Sobotnie zamieszanie z oponami
Pirelli po piątkowych sesjach zauważyło, że dochodzi do rozwarstwienia opon pomiędzy bokiem a jej wierzchnią krawędzią. Skutkiem takiego rozwarstwienia może być utrata ciśnienia, gdy na danym komplecie opon kierowca zrobi około 20 okrążeń. Powodem są trójkątne krawężniki o wysokości 50 mm na torze Losail, bo przejazd po nich prowadził do mikro uszkodzeń opon (było to widoczne pod mikroskopem). Dlatego w porozumieniu z FIA wprowadzili w sobotę środki zaradcze.
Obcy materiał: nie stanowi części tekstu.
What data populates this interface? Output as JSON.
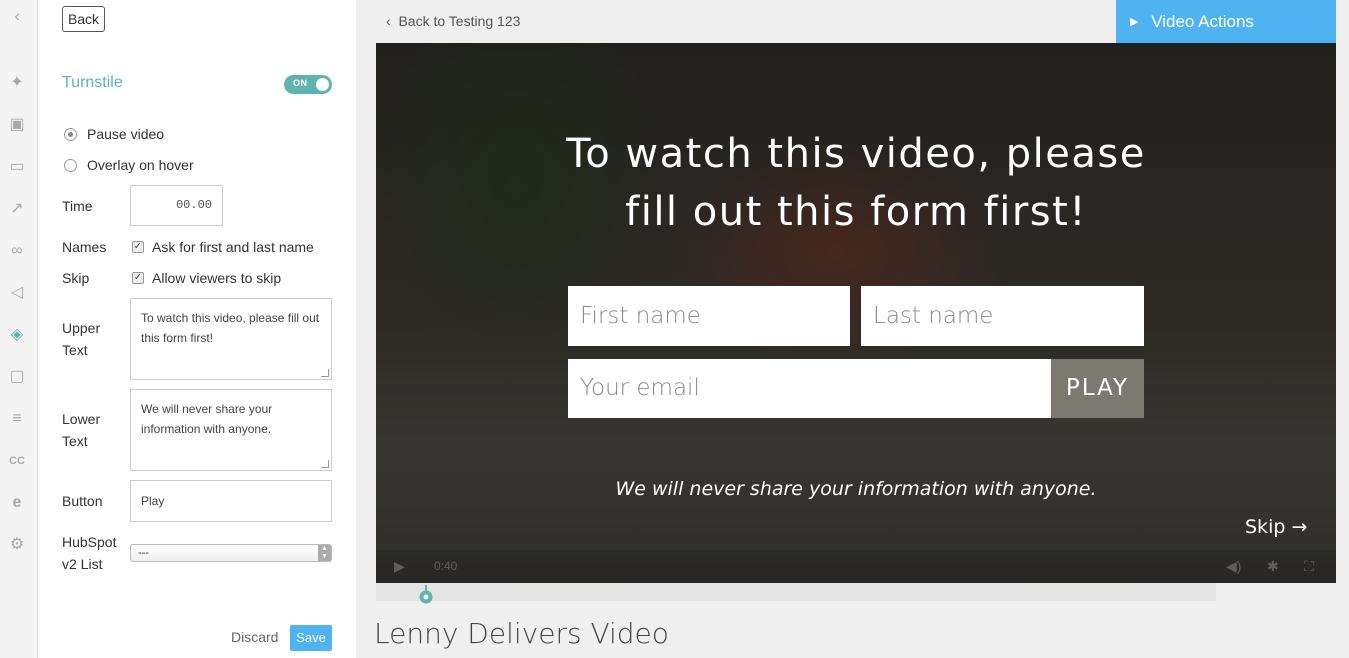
{
  "rail": {
    "icons": [
      "chevron-left-icon",
      "magic-wand-icon",
      "image-icon",
      "monitor-icon",
      "share-icon",
      "link-icon",
      "megaphone-icon",
      "ticket-icon",
      "lock-icon",
      "list-icon",
      "closed-caption-icon",
      "e-logo-icon",
      "hubspot-icon"
    ]
  },
  "panel": {
    "back_label": "Back",
    "turnstile_label": "Turnstile",
    "toggle_label": "ON",
    "radio_pause": "Pause video",
    "radio_overlay": "Overlay on hover",
    "time_label": "Time",
    "time_value": "00.00",
    "names_label": "Names",
    "names_check": "Ask for first and last name",
    "skip_label": "Skip",
    "skip_check": "Allow viewers to skip",
    "upper_label_1": "Upper",
    "upper_label_2": "Text",
    "upper_text": "To watch this video, please fill out this form first!",
    "lower_label_1": "Lower",
    "lower_label_2": "Text",
    "lower_text": "We will never share your information with anyone.",
    "button_label": "Button",
    "button_value": "Play",
    "hubspot_label_1": "HubSpot",
    "hubspot_label_2": "v2 List",
    "hubspot_value": "---",
    "discard_label": "Discard",
    "save_label": "Save"
  },
  "main": {
    "back_link": "Back to Testing 123",
    "video_actions": "Video Actions",
    "gate_title_1": "To watch this video, please",
    "gate_title_2": "fill out this form first!",
    "first_name_placeholder": "First name",
    "last_name_placeholder": "Last name",
    "email_placeholder": "Your email",
    "play_label": "PLAY",
    "lower_text": "We will never share your information with anyone.",
    "skip_label": "Skip →",
    "time_display": "0:40",
    "video_title": "Lenny Delivers Video"
  },
  "colors": {
    "accent_teal": "#5fb5ae",
    "accent_blue": "#4eb3f0",
    "play_button": "#7c7a70"
  }
}
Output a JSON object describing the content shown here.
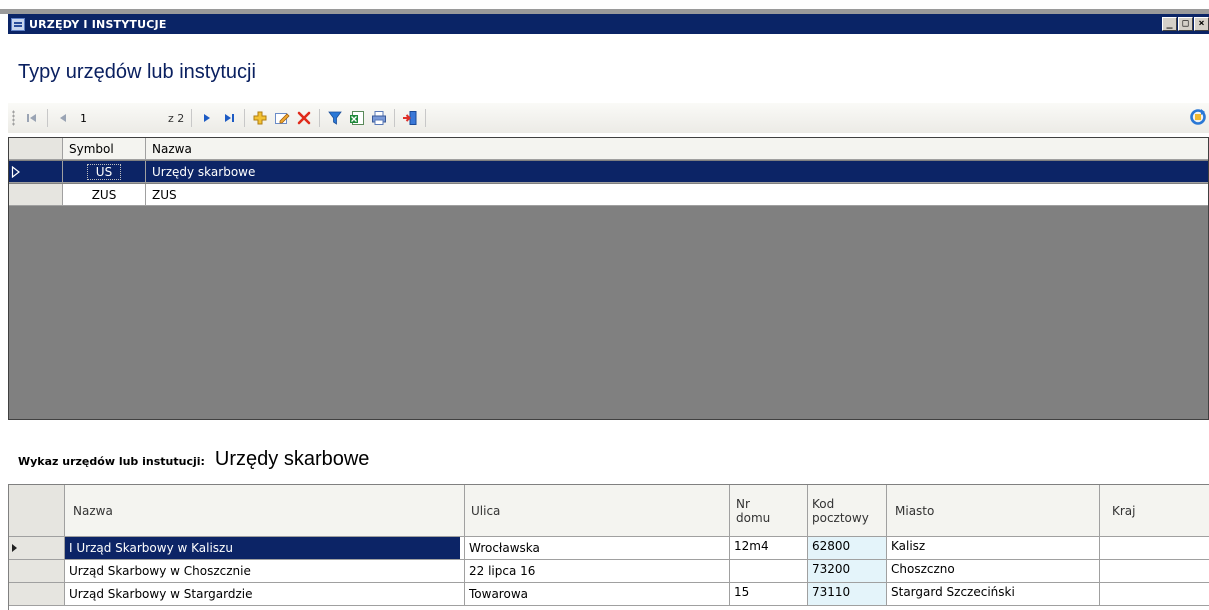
{
  "window": {
    "title": "URZĘDY I INSTYTUCJE",
    "buttons": [
      "_",
      "□",
      "×"
    ]
  },
  "page_title": "Typy urzędów lub instytucji",
  "toolbar": {
    "position_value": "1",
    "of_label": "z 2",
    "icons": [
      "first-icon",
      "prev-icon",
      "next-icon",
      "last-icon",
      "add-icon",
      "edit-icon",
      "delete-icon",
      "filter-icon",
      "excel-icon",
      "print-icon",
      "exit-icon",
      "refresh-icon"
    ]
  },
  "types_grid": {
    "columns": [
      "Symbol",
      "Nazwa"
    ],
    "rows": [
      {
        "symbol": "US",
        "nazwa": "Urzędy skarbowe"
      },
      {
        "symbol": "ZUS",
        "nazwa": "ZUS"
      }
    ]
  },
  "list_section": {
    "label": "Wykaz urzędów lub instutucji:",
    "selected_type": "Urzędy skarbowe"
  },
  "offices_grid": {
    "columns": {
      "nazwa": "Nazwa",
      "ulica": "Ulica",
      "nr_domu": "Nr domu",
      "kod": "Kod pocztowy",
      "miasto": "Miasto",
      "kraj": "Kraj"
    },
    "rows": [
      {
        "nazwa": "I Urząd Skarbowy w Kaliszu",
        "ulica": "Wrocławska",
        "nr_domu": "12m4",
        "kod": "62800",
        "miasto": "Kalisz",
        "kraj": ""
      },
      {
        "nazwa": "Urząd Skarbowy w Choszcznie",
        "ulica": "22 lipca 16",
        "nr_domu": "",
        "kod": "73200",
        "miasto": "Choszczno",
        "kraj": ""
      },
      {
        "nazwa": "Urząd Skarbowy w Stargardzie",
        "ulica": "Towarowa",
        "nr_domu": "15",
        "kod": "73110",
        "miasto": "Stargard Szczeciński",
        "kraj": ""
      }
    ]
  }
}
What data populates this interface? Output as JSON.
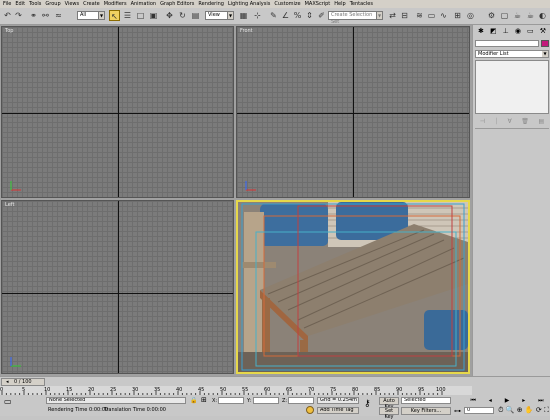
{
  "menu": [
    "File",
    "Edit",
    "Tools",
    "Group",
    "Views",
    "Create",
    "Modifiers",
    "Animation",
    "Graph Editors",
    "Rendering",
    "Lighting Analysis",
    "Customize",
    "MAXScript",
    "Help",
    "Tentacles"
  ],
  "toolbar": {
    "filter_value": "All",
    "refcoord_value": "View",
    "selection_set_placeholder": "Create Selection Set"
  },
  "viewports": {
    "top": "Top",
    "front": "Front",
    "left": "Left"
  },
  "command_panel": {
    "modifier_list": "Modifier List"
  },
  "timeline": {
    "slider_label": "0 / 100",
    "ticks": [
      "0",
      "5",
      "10",
      "15",
      "20",
      "25",
      "30",
      "35",
      "40",
      "45",
      "50",
      "55",
      "60",
      "65",
      "70",
      "75",
      "80",
      "85",
      "90",
      "95",
      "100"
    ]
  },
  "status": {
    "selection": "None Selected",
    "rendering_time": "Rendering Time  0:00:00",
    "translation_time": "Translation Time  0:00:00",
    "x_label": "X:",
    "y_label": "Y:",
    "z_label": "Z:",
    "grid": "Grid = 0.254m",
    "add_time_tag": "Add Time Tag",
    "auto_key": "Auto Key",
    "set_key": "Set Key",
    "key_mode_value": "Selected",
    "key_filters": "Key Filters...",
    "frame_value": "0"
  },
  "colors": {
    "active_viewport_border": "#e6d84a",
    "color_swatch": "#c2187a"
  }
}
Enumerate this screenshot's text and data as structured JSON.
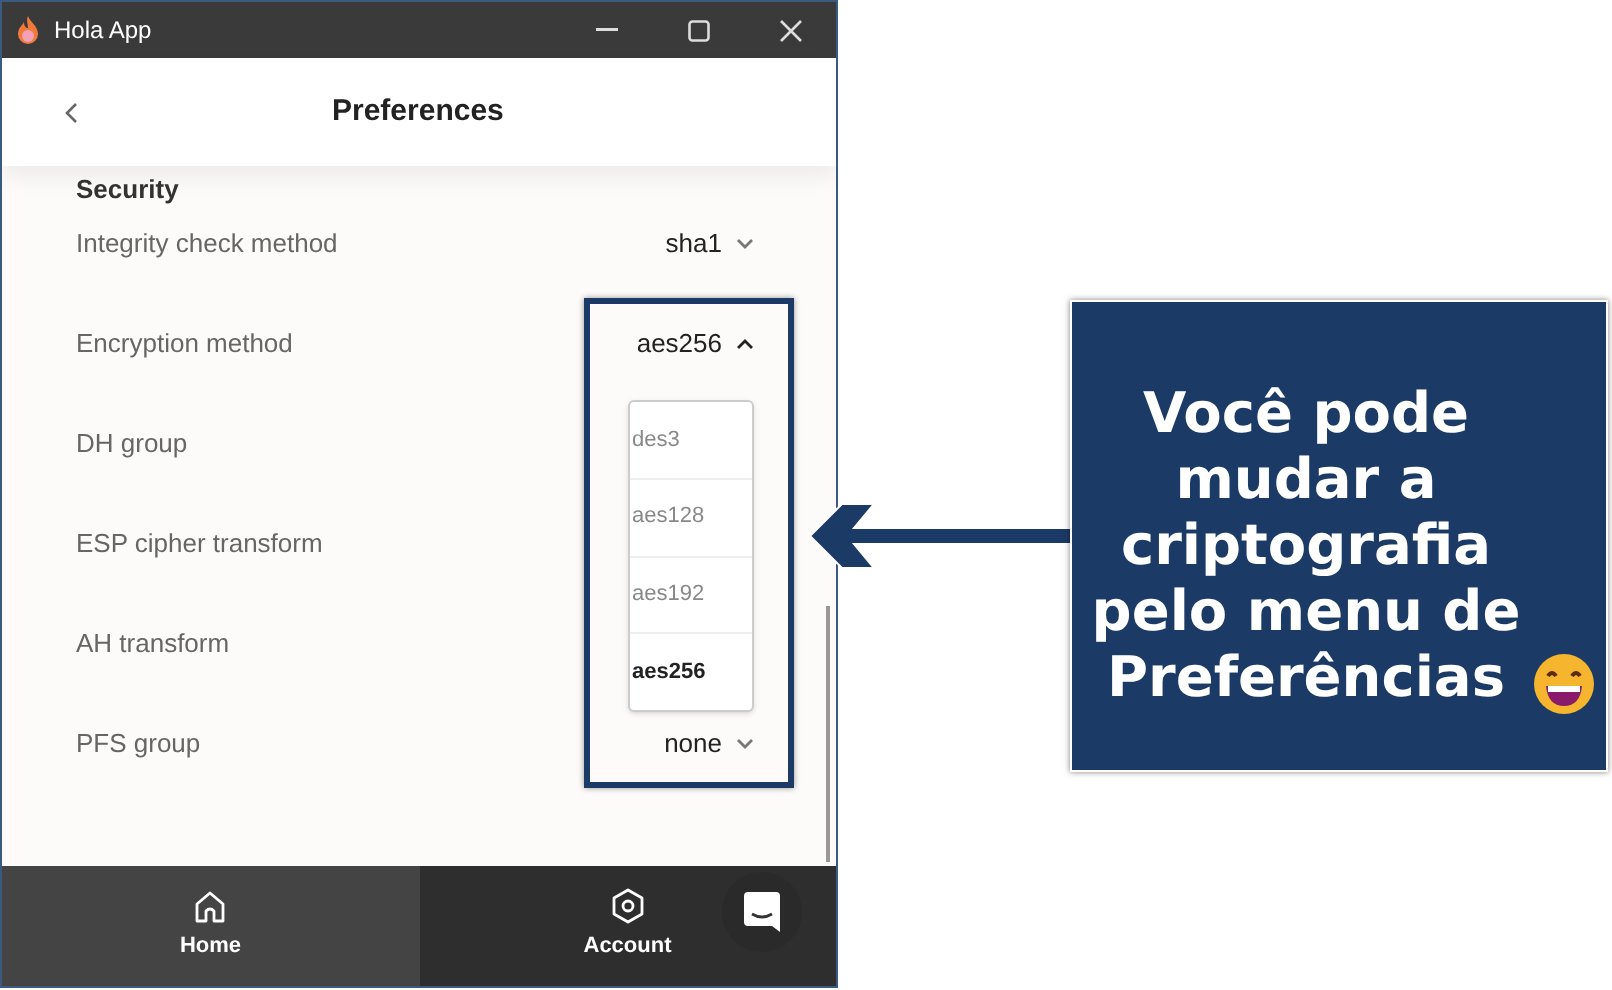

Zwężono tor o 80 cm w zakrętach 12 i 13, pomalowano krawędź starej nitki toru na takie koloru jak krawężniki, a w ten sposób wymuszono na kierowcach stosowanie węższej linii jazdy. Wybrano tylko te dwa zakręty, bo tam są największe prędkości i opony są najbardziej obciążone. Przyznano kierowcom 10-minutową sesję zapoznawczą tuż przed kwalifikacjami do sprintu, aby poznali nowy układ toru.
Po sobotnich sesjach Pirelli zbada opony. W zależności od stanu opon możliwe są dodatkowe środki zaradcze na wyścig. Możliwe jest np. wymuszenie trzech pit-stopów lub wprowadzenie zasady, że na jednym komplecie opon można pokonać maksymalnie 20 okrążeń. Według obliczeń Pirelli dopiero po 20. okrążeniach może dojść do uszkodzenia opony. Problemy dotyczą konstrukcji, więc wykorzystywana mieszanka nie ma znaczenia.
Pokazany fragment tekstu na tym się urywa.